Like most college football players, Darrell Stuckey didn’t give much thought when he arrived at the University of Kansas as a freshman about the possibility of seeing his name commemorated inside the stadium where he played.
Stuckey will live out that unforeseen reality on Saturday night at David Booth Kansas Memorial Stadium, when the defensive back from Kansas City, Kan., watches his name get added to the football program’s Ring of Honor.
“You kind of look up there and it’s this farfetched opportunity, honor,” Stuckey said earlier this week, reflecting on what he thought about that hallowed portion of the old venue during his playing days.
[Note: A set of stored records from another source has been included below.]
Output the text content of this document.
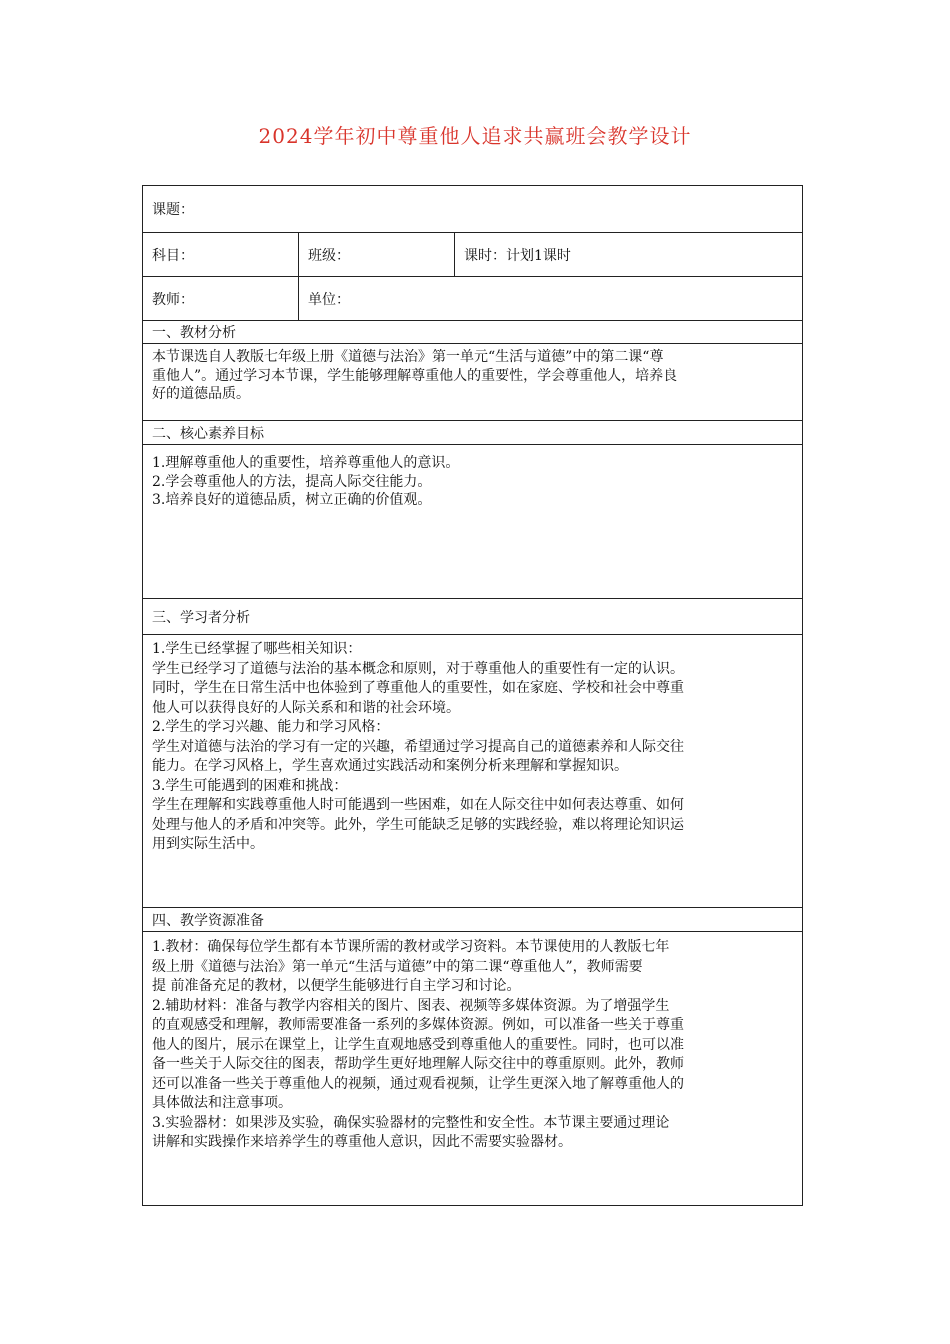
2024学年初中尊重他人追求共赢班会教学设计
课题：
科目：	班级：	课时：计划1课时
教师：	单位：
一、教材分析
本节课选自人教版七年级上册《道德与法治》第一单元“生活与道德”中的第二课“尊
重他人”。通过学习本节课，学生能够理解尊重他人的重要性，学会尊重他人，培养良
好的道德品质。
二、核心素养目标
1.理解尊重他人的重要性，培养尊重他人的意识。
2.学会尊重他人的方法，提高人际交往能力。
3.培养良好的道德品质，树立正确的价值观。
三、学习者分析
1.学生已经掌握了哪些相关知识：
学生已经学习了道德与法治的基本概念和原则，对于尊重他人的重要性有一定的认识。
同时，学生在日常生活中也体验到了尊重他人的重要性，如在家庭、学校和社会中尊重
他人可以获得良好的人际关系和和谐的社会环境。
2.学生的学习兴趣、能力和学习风格：
学生对道德与法治的学习有一定的兴趣，希望通过学习提高自己的道德素养和人际交往
能力。在学习风格上，学生喜欢通过实践活动和案例分析来理解和掌握知识。
3.学生可能遇到的困难和挑战：
学生在理解和实践尊重他人时可能遇到一些困难，如在人际交往中如何表达尊重、如何
处理与他人的矛盾和冲突等。此外，学生可能缺乏足够的实践经验，难以将理论知识运
用到实际生活中。
四、教学资源准备
1.教材：确保每位学生都有本节课所需的教材或学习资料。本节课使用的人教版七年
级上册《道德与法治》第一单元“生活与道德”中的第二课“尊重他人”，教师需要
提 前准备充足的教材，以便学生能够进行自主学习和讨论。
2.辅助材料：准备与教学内容相关的图片、图表、视频等多媒体资源。为了增强学生
的直观感受和理解，教师需要准备一系列的多媒体资源。例如，可以准备一些关于尊重
他人的图片，展示在课堂上，让学生直观地感受到尊重他人的重要性。同时，也可以准
备一些关于人际交往的图表，帮助学生更好地理解人际交往中的尊重原则。此外，教师
还可以准备一些关于尊重他人的视频，通过观看视频，让学生更深入地了解尊重他人的
具体做法和注意事项。
3.实验器材：如果涉及实验，确保实验器材的完整性和安全性。本节课主要通过理论
讲解和实践操作来培养学生的尊重他人意识，因此不需要实验器材。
Stuckey, who starred at safety for then head coach Mark Mangino’s KU teams from 2006-09, watched in person the past few years as his former Orange Bowl-winning teammates Aqib Talib, Todd Reesing, Chris Harris Jr. and Anthony Collins were added to the Ring of Honor.
Now Stuckey said it will be “remarkable” and “surreal” to join the exclusive club of KU greats.
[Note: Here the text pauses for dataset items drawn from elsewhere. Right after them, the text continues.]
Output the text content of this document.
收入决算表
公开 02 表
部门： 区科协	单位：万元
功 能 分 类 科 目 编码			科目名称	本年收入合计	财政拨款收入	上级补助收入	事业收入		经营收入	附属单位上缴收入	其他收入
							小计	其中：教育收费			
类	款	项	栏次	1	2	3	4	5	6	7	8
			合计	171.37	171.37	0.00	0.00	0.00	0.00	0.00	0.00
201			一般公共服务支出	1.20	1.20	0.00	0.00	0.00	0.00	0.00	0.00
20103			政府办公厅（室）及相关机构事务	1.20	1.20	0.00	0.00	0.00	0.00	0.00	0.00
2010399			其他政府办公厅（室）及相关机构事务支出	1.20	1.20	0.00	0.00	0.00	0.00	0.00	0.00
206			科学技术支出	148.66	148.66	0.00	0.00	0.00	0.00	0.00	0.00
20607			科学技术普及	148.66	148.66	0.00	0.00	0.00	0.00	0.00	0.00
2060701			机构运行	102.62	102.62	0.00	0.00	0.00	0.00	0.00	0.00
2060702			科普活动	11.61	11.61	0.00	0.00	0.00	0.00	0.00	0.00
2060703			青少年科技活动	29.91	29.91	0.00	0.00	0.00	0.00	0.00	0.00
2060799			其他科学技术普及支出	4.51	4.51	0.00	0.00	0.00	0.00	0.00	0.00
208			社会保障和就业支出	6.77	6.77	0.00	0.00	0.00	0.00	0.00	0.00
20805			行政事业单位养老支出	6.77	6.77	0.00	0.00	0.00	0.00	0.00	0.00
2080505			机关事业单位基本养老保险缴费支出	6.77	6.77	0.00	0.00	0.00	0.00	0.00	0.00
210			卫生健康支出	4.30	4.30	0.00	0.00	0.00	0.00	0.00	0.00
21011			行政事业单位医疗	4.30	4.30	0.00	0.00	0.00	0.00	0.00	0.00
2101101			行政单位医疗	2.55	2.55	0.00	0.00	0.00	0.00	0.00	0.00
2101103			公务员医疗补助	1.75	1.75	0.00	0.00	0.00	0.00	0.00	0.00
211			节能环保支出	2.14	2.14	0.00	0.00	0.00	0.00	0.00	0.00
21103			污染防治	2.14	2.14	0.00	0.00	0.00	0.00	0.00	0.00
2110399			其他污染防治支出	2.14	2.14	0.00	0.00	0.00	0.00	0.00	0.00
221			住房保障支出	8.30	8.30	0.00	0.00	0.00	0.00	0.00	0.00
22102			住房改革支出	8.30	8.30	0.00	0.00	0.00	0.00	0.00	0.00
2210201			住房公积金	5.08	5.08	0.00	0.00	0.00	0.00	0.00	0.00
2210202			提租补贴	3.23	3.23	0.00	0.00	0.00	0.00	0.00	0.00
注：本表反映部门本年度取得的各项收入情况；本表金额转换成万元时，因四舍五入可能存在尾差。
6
When he learned a few months back of his upcoming honor, Stuckey said he couldn’t believe he would be one of the chosen members from that successful era of KU football, which he associates with fond memories and team camaraderie.
“All I could think about was the guys that helped put me there,” Stuckey said. “The sacrifices made for players, the blocks that my linebackers at the time, Joe Mortensen, Mike Rivera and James Holt, took on so I could make a tackle, so I could be free. Or the lanes that they were in so a quarterback had to loft it a little bit higher so I had a chance to intercept it.”
A first-team All-Big 12 defensive back in 2008, Stuckey finished his college career with 295 total tackles — second all-time among KU defensive backs, behind LeRoy Irvin’s 347 in the late 1970s. Stuckey’s eight career interceptions rank him 10th all-time in KU’s record book.
After becoming a fourth-round pick of the San Diego Chargers in 2010, Stuckey played seven seasons in the NFL and was a special teams captain with the organization for five years. He made the Pro Bowl in 2014.
Stuckey now regularly serves in a mentorship role for KU players, according to Les Miles, who likened Stuckey to a chaplain for the current Jayhawks.